# Solve Proof by Induction: Explain What's Wrong

• cepheid
In summary, the proof presented in the conversation is flawed because it assumes that x-1 and y-1 are in the set of natural numbers, which is not necessarily true. This assumption leads to an incorrect conclusion and therefore the proof cannot be considered valid.
cepheid
Staff Emeritus
Gold Member

## Homework Statement

Explain what is wrong with the structure and/or reasoning of the following proof. Remember that saying the claim is false is not a justification.

For all x,y,n in {0,1,2,...}, if max(x,y) = n, then x=y.

Proof (by induction):

Base case: Suppose that n=0. If max(x,y) = 0 and x,y are in {0,1,2,...}, then x = y = 0.

Induction step: Assume that whenever we have max(x,y) = k, then x = y must follow. Next, suppose x,y are such that max(x,y) = k+1. Then it follows that max(x-1,y-1) = k, so by the inductive hypothesis, x-1 = y-1 ==> x = y, completing the induction step.

N/A

## The Attempt at a Solution

The claims is obviously false, but I cannot say for sure exactly where the reasoning fails. I think it has something to do with the statement: "Then it follows that max(x-1,y-1) = k."

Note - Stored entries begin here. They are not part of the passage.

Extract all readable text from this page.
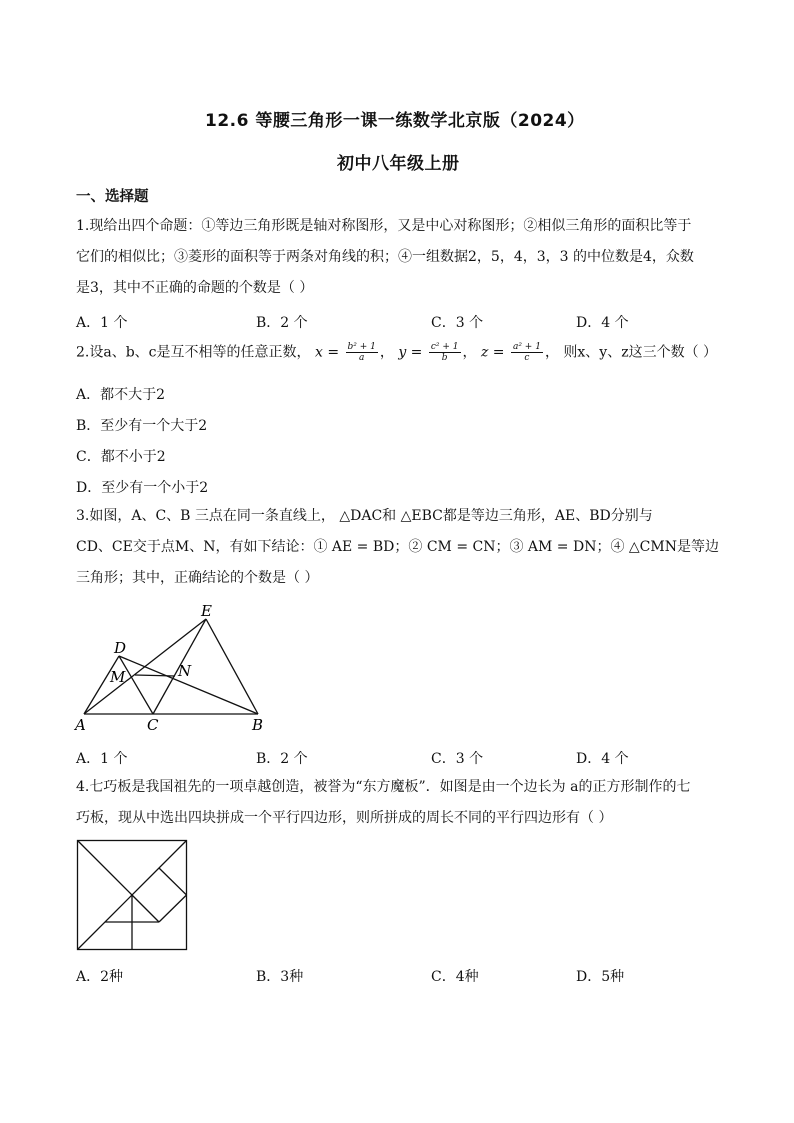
12.6 等腰三角形一课一练数学北京版（2024）
初中八年级上册
一、选择题
1.现给出四个命题：①等边三角形既是轴对称图形，又是中心对称图形；②相似三角形的面积比等于
它们的相似比；③菱形的面积等于两条对角线的积；④一组数据2，5，4，3，3 的中位数是4，众数
是3，其中不正确的命题的个数是（ ）
A．1 个	B．2 个	C．3 个	D．4 个
2.设a、b、c是互不相等的任意正数， $x = \frac{\text{b² + 1}}{a}$ ， $y = \frac{\text{c² + 1}}{b}$ ， $z = \frac{\text{a² + 1}}{c}$ ， 则x、y、z这三个数（ ）
A．都不大于2
B．至少有一个大于2
C．都不小于2
D．至少有一个小于2
3.如图，A、C、B 三点在同一条直线上， △DAC和 △EBC都是等边三角形，AE、BD分别与
CD、CE交于点M、N，有如下结论：① AE = BD；② CM = CN；③ AM = DN；④ △CMN是等边
三角形；其中，正确结论的个数是（ ）
E
D
M	N
A	C	B
A．1 个	B．2 个	C．3 个	D．4 个
4.七巧板是我国祖先的一项卓越创造，被誉为“东方魔板”．如图是由一个边长为 a的正方形制作的七
巧板，现从中选出四块拼成一个平行四边形，则所拼成的周长不同的平行四边形有（ ）
A．2种	B．3种	C．4种	D．5种
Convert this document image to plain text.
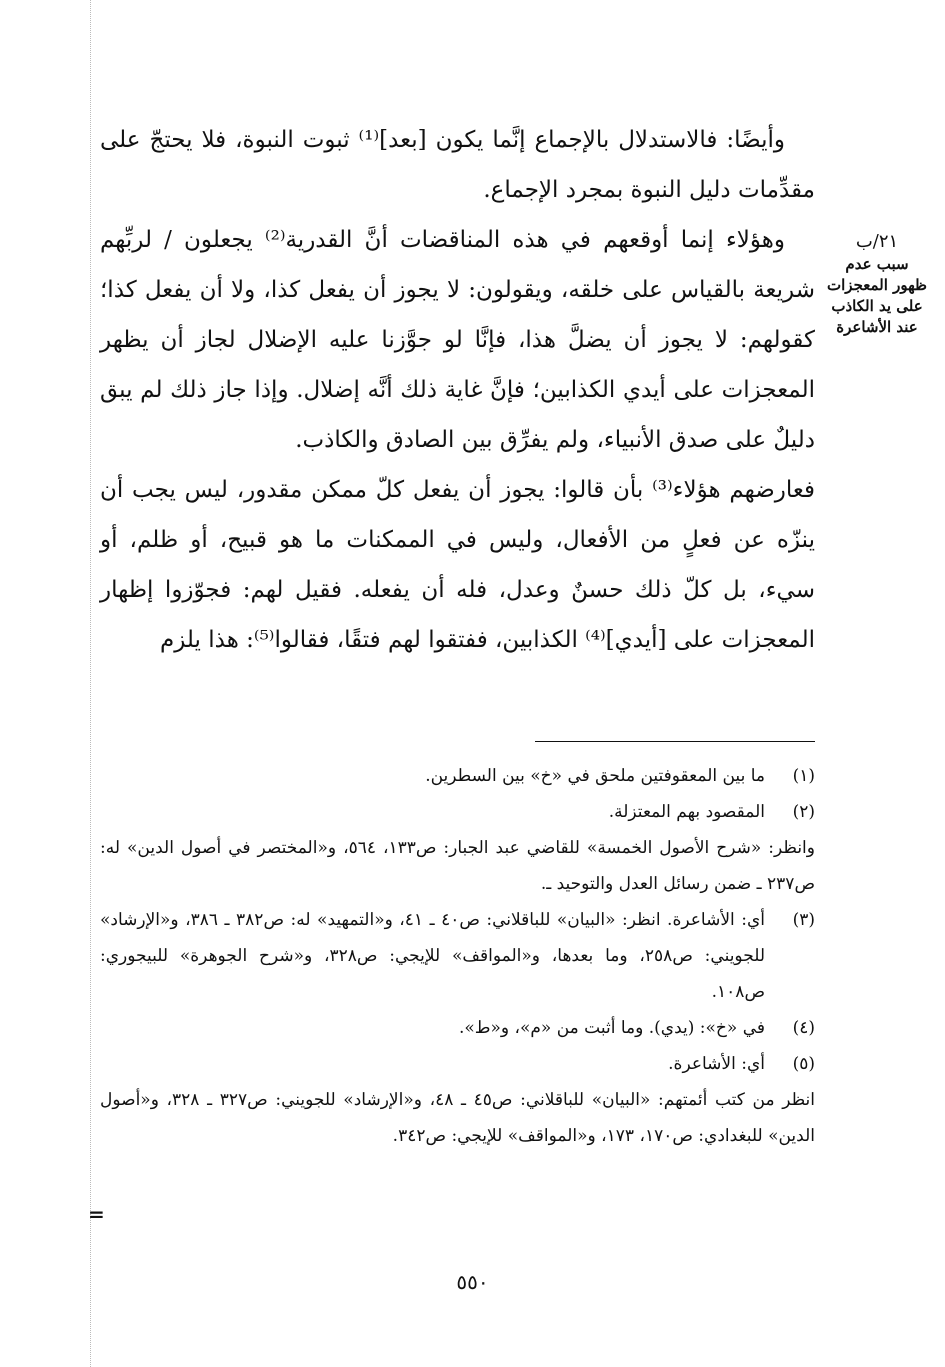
وأيضًا: فالاستدلال بالإجماع إنَّما يكون [بعد]⁽¹⁾ ثبوت النبوة، فلا يحتجّ على مقدِّمات دليل النبوة بمجرد الإجماع.

وهؤلاء إنما أوقعهم في هذه المناقضات أنَّ القدرية⁽²⁾ يجعلون / لربِّهم شريعة بالقياس على خلقه، ويقولون: لا يجوز أن يفعل كذا، ولا أن يفعل كذا؛ كقولهم: لا يجوز أن يضلَّ هذا، فإنَّا لو جوَّزنا عليه الإضلال لجاز أن يظهر المعجزات على أيدي الكذابين؛ فإنَّ غاية ذلك أنَّه إضلال. وإذا جاز ذلك لم يبق دليلٌ على صدق الأنبياء، ولم يفرِّق بين الصادق والكاذب.

فعارضهم هؤلاء⁽³⁾ بأن قالوا: يجوز أن يفعل كلّ ممكن مقدور، ليس يجب أن ينزّه عن فعلٍ من الأفعال، وليس في الممكنات ما هو قبيح، أو ظلم، أو سيء، بل كلّ ذلك حسنٌ وعدل، فله أن يفعله. فقيل لهم: فجوّزوا إظهار المعجزات على [أيدي]⁽⁴⁾ الكذابين، ففتقوا لهم فتقًا، فقالوا⁽⁵⁾: هذا يلزم

٢١/ب
سبب عدم ظهور المعجزات على يد الكاذب عند الأشاعرة
(١)
ما بين المعقوفتين ملحق في «خ» بين السطرين.
(٢)
المقصود بهم المعتزلة.

وانظر: «شرح الأصول الخمسة» للقاضي عبد الجبار: ص١٣٣، ٥٦٤، و«المختصر في أصول الدين» له: ص٢٣٧ ـ ضمن رسائل العدل والتوحيد ـ.

(٣)
أي: الأشاعرة. انظر: «البيان» للباقلاني: ص٤٠ ـ ٤١، و«التمهيد» له: ص٣٨٢ ـ ٣٨٦، و«الإرشاد» للجويني: ص٢٥٨، وما بعدها، و«المواقف» للإيجي: ص٣٢٨، و«شرح الجوهرة» للبيجوري: ص١٠٨.
(٤)
في «خ»: (يدي). وما أثبت من «م»، و«ط».
(٥)
أي: الأشاعرة.

انظر من كتب أئمتهم: «البيان» للباقلاني: ص٤٥ ـ ٤٨، و«الإرشاد» للجويني: ص٣٢٧ ـ ٣٢٨، و«أصول الدين» للبغدادي: ص١٧٠، ١٧٣، و«المواقف» للإيجي: ص٣٤٢.

=
٥٥٠
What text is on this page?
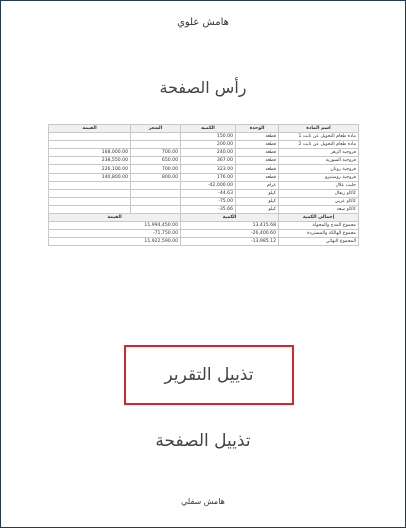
هامش علوي
رأس الصفحة
اسم المادة	الوحدة	الكمية	السعر	القيمة
مادة طعام التحويل عن ثابت 1	قطعه	150.00		
مادة طعام التحويل عن ثابت 2	قطعه	200.00		
فروجية الزهر	قطعه	240.00	700.00	168,000.00
فروجية السورية	قطعه	367.00	650.00	238,550.00
فروجية روتان	قطعه	323.00	700.00	226,100.00
فروجية روستيزو	قطعه	176.00	800.00	140,800.00
حليب علال	غرام	-42,000.00		
كاكاو ريفال	كيلو	-44.63		
كاكاو عربي	كيلو	-75.00		
كاكاو سعد	كيلو	-35.66		
إجمالي الكمية	الكمية		القيمة	
مجموع المدخ والمحولة	13,415.68		11,994,450.00	
مجموع الهالكة والمستردة	-26,400.60		-71,750.00	
المجموع النهائي	-13,985.12		11,922,590.00	
تذييل التقرير
تذييل الصفحة
هامش سفلي
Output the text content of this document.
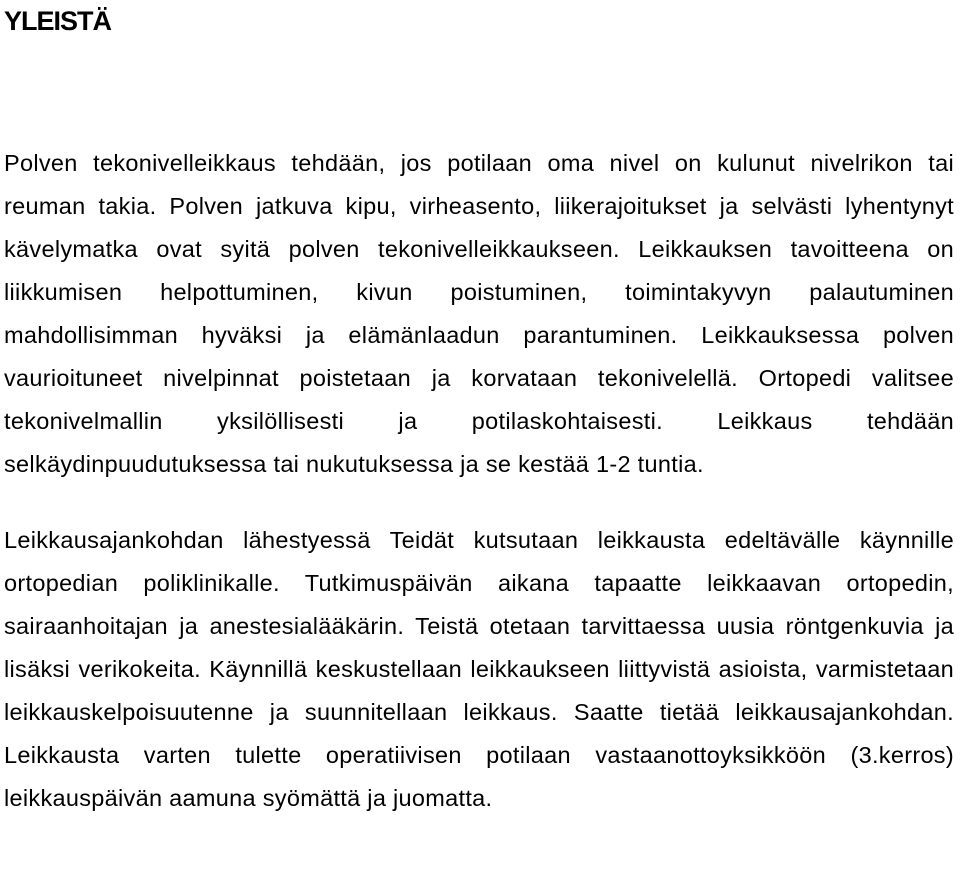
YLEISTÄ

Polven tekonivelleikkaus tehdään, jos potilaan oma nivel on kulunut nivelrikon tai reuman takia. Polven jatkuva kipu, virheasento, liikerajoitukset ja selvästi lyhentynyt kävelymatka ovat syitä polven tekonivelleikkaukseen. Leikkauksen tavoitteena on liikkumisen helpottuminen, kivun poistuminen, toimintakyvyn palautuminen mahdollisimman hyväksi ja elämänlaadun parantuminen. Leikkauksessa polven vaurioituneet nivelpinnat poistetaan ja korvataan tekonivelellä. Ortopedi valitsee tekonivelmallin yksilöllisesti ja potilaskohtaisesti. Leikkaus tehdään selkäydinpuudutuksessa tai nukutuksessa ja se kestää 1-2 tuntia.

Leikkausajankohdan lähestyessä Teidät kutsutaan leikkausta edeltävälle käynnille ortopedian poliklinikalle. Tutkimuspäivän aikana tapaatte leikkaavan ortopedin, sairaanhoitajan ja anestesialääkärin. Teistä otetaan tarvittaessa uusia röntgenkuvia ja lisäksi verikokeita. Käynnillä keskustellaan leikkaukseen liittyvistä asioista, varmistetaan leikkauskelpoisuutenne ja suunnitellaan leikkaus. Saatte tietää leikkausajankohdan. Leikkausta varten tulette operatiivisen potilaan vastaanottoyksikköön (3.kerros) leikkauspäivän aamuna syömättä ja juomatta.
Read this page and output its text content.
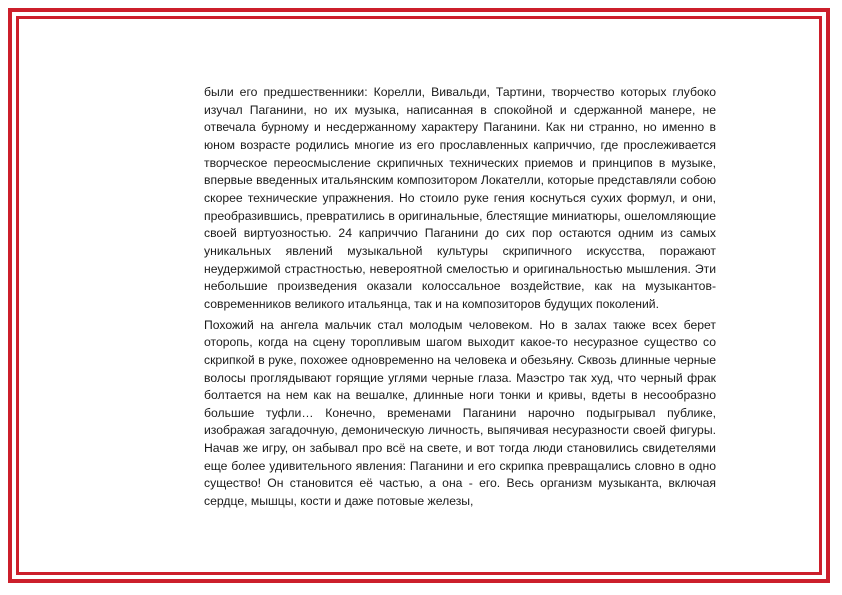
были его предшественники: Корелли, Вивальди, Тартини, творчество которых глубоко изучал Паганини, но их музыка, написанная в спокойной и сдержанной манере, не отвечала бурному и несдержанному характеру Паганини. Как ни странно, но именно в юном возрасте родились многие из его прославленных каприччио, где прослеживается творческое переосмысление скрипичных технических приемов и принципов в музыке, впервые введенных итальянским композитором Локателли, которые представляли собою скорее технические упражнения. Но стоило руке гения коснуться сухих формул, и они, преобразившись, превратились в оригинальные, блестящие миниатюры, ошеломляющие своей виртуозностью. 24 каприччио Паганини до сих пор остаются одним из самых уникальных явлений музыкальной культуры скрипичного искусства, поражают неудержимой страстностью, невероятной смелостью и оригинальностью мышления. Эти небольшие произведения оказали колоссальное воздействие, как на музыкантов-современников великого итальянца, так и на композиторов будущих поколений.

Похожий на ангела мальчик стал молодым человеком. Но в залах также всех берет оторопь, когда на сцену торопливым шагом выходит какое-то несуразное существо со скрипкой в руке, похожее одновременно на человека и обезьяну. Сквозь длинные черные волосы проглядывают горящие углями черные глаза. Маэстро так худ, что черный фрак болтается на нем как на вешалке, длинные ноги тонки и кривы, вдеты в несообразно большие туфли… Конечно, временами Паганини нарочно подыгрывал публике, изображая загадочную, демоническую личность, выпячивая несуразности своей фигуры. Начав же игру, он забывал про всё на свете, и вот тогда люди становились свидетелями еще более удивительного явления: Паганини и его скрипка превращались словно в одно существо! Он становится её частью, а она - его. Весь организм музыканта, включая сердце, мышцы, кости и даже потовые железы,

Somehow, this must not be valid. I just don't know why. Can anyone shed light on this.

If x and y are in N={0,1,2,..} it isn't necessarily true that x-1 and y-1 are in N. If you want to show max(0,1)=1 implies 0=1, you are looking at max(-1,0)=0. That isn't covered in the k=0 case.

I don't know how to mark a thread as solved, but thanks for the help. That makes sense

It is possible that either x or y is equal to 0. If x= 0, then x-1 is not in the set 0, 1, 2, ... Same if y= 0.

## 1. What is proof by induction and how does it work?

Proof by induction is a mathematical technique used to prove statements that involve a natural number n. It involves proving that the statement is true for the first natural number, then assuming it is true for an arbitrary value of n and using that assumption to prove that it is true for n+1. This process is repeated until the statement is proven to be true for all natural numbers.

## 2. What is the base case in a proof by induction?

The base case in a proof by induction is the first natural number for which the statement is proven to be true. It serves as the starting point for the induction process and is essential in proving the statement for all other natural numbers.

## 3. What is the induction hypothesis and why is it important?

The induction hypothesis is the assumption that the statement is true for an arbitrary value of n. It is important because it allows us to prove that the statement is true for n+1 by using the assumption that it is true for n. This is the key step in the induction process.

## 4. What can go wrong in a proof by induction?

There are a few common mistakes that can occur in a proof by induction. One is not proving the base case, which means the statement is not proven to be true for the first natural number. Another mistake is not using the induction hypothesis correctly, which can lead to an incorrect proof. It is also important to make sure that the statement is true for all natural numbers, not just a few specific values.

## 5. How can I improve my skills in solving proofs by induction?

The best way to improve your skills in solving proofs by induction is to practice. Start with simple examples and work your way up to more complex ones. It is also helpful to understand the underlying concepts and principles behind proof by induction, such as the base case and induction hypothesis. Additionally, seeking feedback and guidance from experienced mathematicians can also help improve your skills.